I went to France to go to school for a year when I was 17. I was trying so hard to be cool, but everything was new and I was not cool. Probably not for a single moment while I was over there. I learned a lot about myself…but one of the big things I began to become aware of while I was there was that I was closer to the fumbling around slapstick style glamour of those old movies I loved than the sophisticated bored glamour of the film and music stars of my day. I have totally settled into that now, but I was just figuring it out then and it was slow going.

I dragged two of my friends with me to the Cannes film festival that year. Somehow I was expecting the streets to be absolutely littered with movie stars. I had seen the pictures in the gossip magazines. We would see them in cafes and on the beach and walking down the street. Strangely, we saw almost no one. Almost.

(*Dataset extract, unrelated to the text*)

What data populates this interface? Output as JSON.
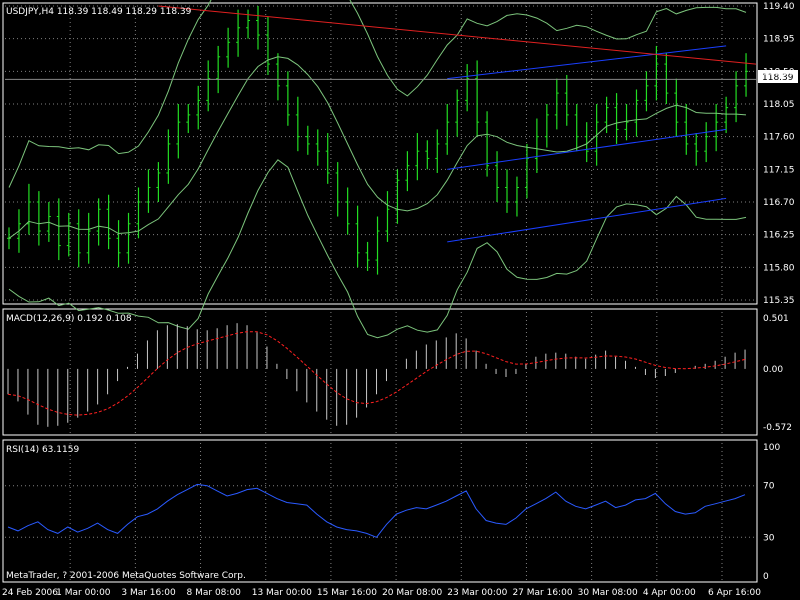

On a side street we took to cut through to the main drag I spotted Tony Curtis walking down the street. It was just us and him. The rest of this tiny little back street was empty. Without thinking I yelled out “Mr. Curtis!” My heart was racing a mile a minute. He certainly looked a lot older than I remembered…but he still carried himself like a movie star and it was unmistakably him. I wanted to tell him how much his movies had meant to me as a kid. I wanted to tell him how cool I thought it was that it seemed like he did not take himself too seriously. I wanted to tell him that of all the movie stars I could have stumbled upon in Cannes that year, this unexpected meeting was far and away the most exciting one that could have occurred for me and that I could return to my dorm completely satisfied that I had met him. He turned toward the sound of my voice and I panicked. I jumped into a doorway and he did not see me.

I don’t tend to regret a lot about my life. What has happened has brought me to where I am and I rather like where I am. But I do regret that moment. I have no idea why I panicked. I am not typically afraid of approaching people. I have actually met and talked to some serious movie stars since then and it was not that big of a deal. But this was Tony Curtis. He was a little unreal to me. I just could not hold it together.

Tony Curtis died yesterday. And, of the many deaths of people I have grown up watching, this one hits me just a little bit harder than most.

That was me on the back street in Cannes, Mr. Curtis. I just wanted to say thank you.